International Justice Monitor

A project of the Open Society Justice Initiative

Witness Says Rwanda Supplied Arms to UPC

The Union of Congolese Patriots (UPC) militia received arms from Rwanda when supplies from Uganda became unreliable, a witness at the Thomas Lubanga trial said on Wednesday.

The witness also recalled seeing “hundreds” of child soldiers being trained at camps run by the UPC. Bosco Ntaganda, a Congolese who remains free despite an ICC warrant for his arrest, was the man in charge of the training, he said.
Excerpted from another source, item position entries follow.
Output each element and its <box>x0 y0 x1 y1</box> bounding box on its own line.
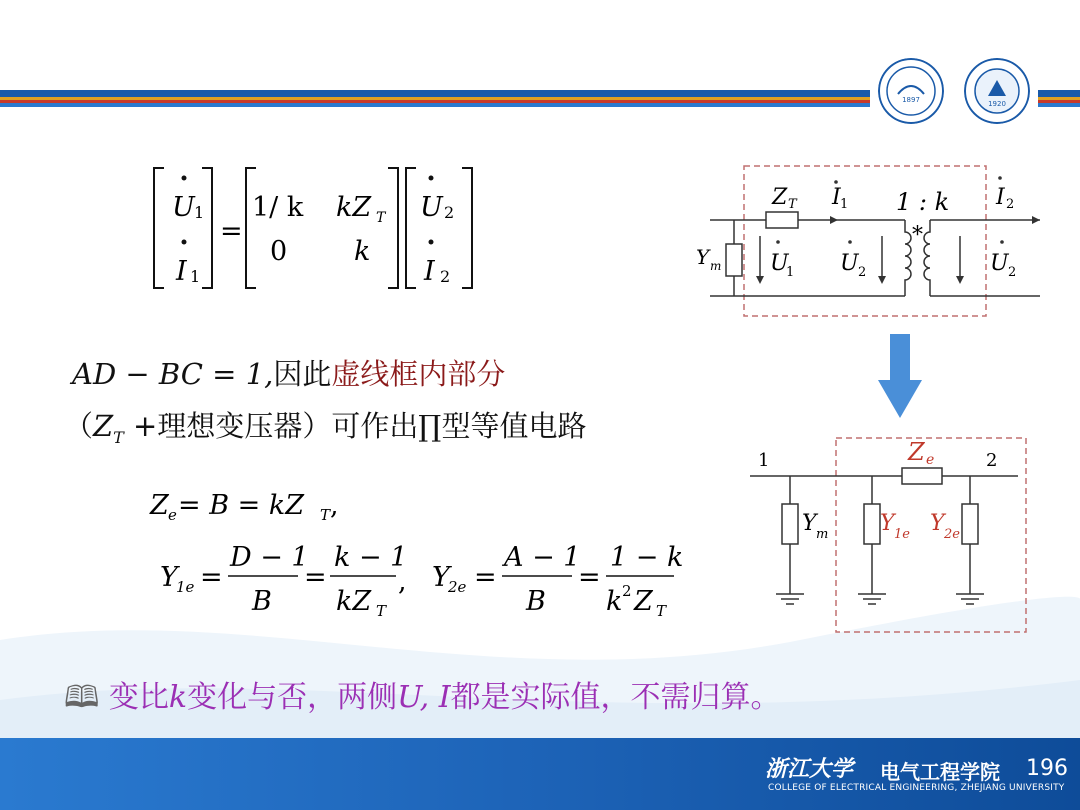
svg-text:U: U <box>990 251 1009 276</box>
svg-text:m: m <box>710 259 722 273</box>
primary-coil <box>905 220 911 296</box>
svg-text:Y: Y <box>696 245 710 269</box>
ym-admittance <box>726 244 742 276</box>
svg-text:=: = <box>220 216 243 247</box>
m11: 1/ k <box>252 192 304 223</box>
svg-text:1920: 1920 <box>988 100 1006 108</box>
svg-text:m: m <box>816 527 829 542</box>
svg-text:k: k <box>606 586 623 617</box>
svg-text:2: 2 <box>1008 265 1017 280</box>
svg-text:Y: Y <box>930 511 945 536</box>
svg-text:B: B <box>252 586 272 617</box>
svg-text:T: T <box>320 506 331 524</box>
svg-text:Y: Y <box>880 511 895 536</box>
svg-text:2e: 2e <box>944 527 960 542</box>
rhs-u: U <box>420 192 443 223</box>
footer-english: COLLEGE OF ELECTRICAL ENGINEERING, ZHEJIANG UNIVERSITY <box>768 783 1065 793</box>
svg-text:T: T <box>376 210 386 226</box>
svg-text:Y: Y <box>432 562 450 593</box>
svg-text:1: 1 <box>786 265 795 280</box>
svg-text:1e: 1e <box>894 527 910 542</box>
header-stripes <box>0 90 870 110</box>
pi-equivalent-circuit <box>750 436 1040 636</box>
conclusion-note: 🕮 变比k变化与否，两侧U, I都是实际值，不需归算。 <box>64 680 781 715</box>
svg-text:2: 2 <box>986 450 998 471</box>
svg-text:k − 1: k − 1 <box>334 542 408 573</box>
svg-text:=: = <box>200 562 223 593</box>
svg-text:=: = <box>304 562 327 593</box>
svg-text:Z: Z <box>772 185 788 210</box>
lhs-i: I <box>176 256 187 287</box>
svg-text:,: , <box>330 490 339 521</box>
m12: kZ <box>336 192 372 223</box>
svg-text:U: U <box>840 251 859 276</box>
transformer-circuit <box>690 160 1050 324</box>
y1e-branch <box>864 504 880 544</box>
svg-text:Z: Z <box>150 490 169 521</box>
svg-text:2: 2 <box>444 203 455 222</box>
svg-text:I: I <box>996 185 1005 210</box>
svg-text:B: B <box>526 586 546 617</box>
svg-text:2: 2 <box>858 265 867 280</box>
pi-circuit-statement: （$Z_T$ +理想变压器）可作出∏型等值电路 <box>64 409 587 447</box>
svg-text:2e: 2e <box>448 578 467 596</box>
svg-text:1e: 1e <box>176 578 195 596</box>
svg-text:=: = <box>474 562 497 593</box>
svg-text:= B = kZ: = B = kZ <box>178 490 304 521</box>
svg-text:1 : k: 1 : k <box>896 188 950 216</box>
book-icon: 🕮 <box>64 680 100 715</box>
svg-text:Z: Z <box>908 438 925 466</box>
svg-text:T: T <box>376 602 387 620</box>
svg-text:A − 1: A − 1 <box>504 542 581 573</box>
ym-branch <box>782 504 798 544</box>
svg-text:=: = <box>578 562 601 593</box>
college-logo <box>964 58 1030 124</box>
header-stripes-right <box>1038 90 1080 110</box>
svg-text:1: 1 <box>840 197 849 212</box>
parameter-equations <box>140 480 700 630</box>
svg-text:Z: Z <box>634 586 653 617</box>
svg-text:D − 1: D − 1 <box>230 542 309 573</box>
svg-text:e: e <box>168 506 177 524</box>
m22: k <box>354 236 371 267</box>
footer-brand: 浙江大学 <box>765 756 854 782</box>
svg-text:*: * <box>912 223 923 248</box>
down-arrow-icon <box>876 334 924 420</box>
svg-text:2: 2 <box>440 267 451 286</box>
svg-text:1: 1 <box>758 450 770 471</box>
secondary-coil <box>924 220 930 296</box>
matrix-equation <box>140 160 500 300</box>
y2e-branch <box>962 504 978 544</box>
svg-text:U: U <box>770 251 789 276</box>
ze-resistor <box>902 468 942 484</box>
svg-text:kZ: kZ <box>336 586 372 617</box>
svg-text:2: 2 <box>1006 197 1015 212</box>
page-number: 196 <box>1026 756 1068 781</box>
zt-resistor <box>766 212 798 228</box>
svg-text:Y: Y <box>160 562 178 593</box>
svg-text:T: T <box>788 197 797 212</box>
rhs-i: I <box>424 256 435 287</box>
footer-department: 电气工程学院 <box>880 760 1000 784</box>
zju-logo <box>878 58 944 124</box>
m21: 0 <box>270 236 288 267</box>
svg-text:,: , <box>398 566 407 597</box>
lhs-u: U <box>172 192 195 223</box>
svg-text:1: 1 <box>194 203 205 222</box>
svg-text:I: I <box>832 185 841 210</box>
determinant-statement: AD − BC = 1,因此虚线框内部分 <box>72 357 506 391</box>
svg-text:e: e <box>926 452 935 468</box>
dashed-box-highlight: 虚线框内部分 <box>331 357 506 391</box>
svg-text:Y: Y <box>802 511 817 536</box>
svg-text:T: T <box>656 602 667 620</box>
svg-text:1: 1 <box>190 267 201 286</box>
svg-text:2: 2 <box>622 582 632 600</box>
svg-text:1 − k: 1 − k <box>610 542 684 573</box>
svg-text:1897: 1897 <box>902 96 920 104</box>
The witness frequently traveled around the Ituri region, he said, and personally spoke to UPC leaders including Lubanga, whose headquarters he regularly visited.

Lubanga had told him that, “Uganda was playing hide and seek,” so the UPC turned to Rwanda for arms, he said.

“Uganda didn’t want to openly supply a sufficient quantity of weapons to (the) UPC, so they had to go and get them elsewhere,” said the witness.

The Ugandan army started training Congolese, including children, in 1999 at the Rwampara training camp in the Ituri region, he said, adding that some Congolese were taken to Uganda for training.

The Ugandans trained all Congolese ethnic groups at the camp, and each group ultimately fought to support its own ethnic agenda, he said.

Responding to a question by prosecutor Olivia Struyven, the witness said the problem of child soldiers did not end with the UPC takeover of Bunia in 2002.

“From what I witnessed… after (the) UPC took over Bunia, (the use of child soldiers) continued on a higher scale.”

He added: “Every day that I went to the headquarters of (the) UPC, I saw military training (of children) going on. The person who was head of training in Lubanga’s army, who was at the core, was Bosco Ntaganda.”

Defense lawyer Catherine Mabille objected, saying that the witness was referring to events that he did not witness and whose truthfulness could not be verified.

Judge Adrian Fulford allowed the witness to continue, saying that “as with other witnesses of fact, he should principally focus on events for which he has some appropriate personal knowledge, for instance because he was present at the events in question, or he attended meetings where issues were discussed.”

Despite the objection, the witness said he had, “direct contact with political and military authorities in charge of Ituri and (with the) UPDF (Uganda Peoples Defense Forces), which was like the umbrella of various military groups.”

He added: “I can’t doubt the veracity of the information they gave me. And I cross-checked all the information I was given.”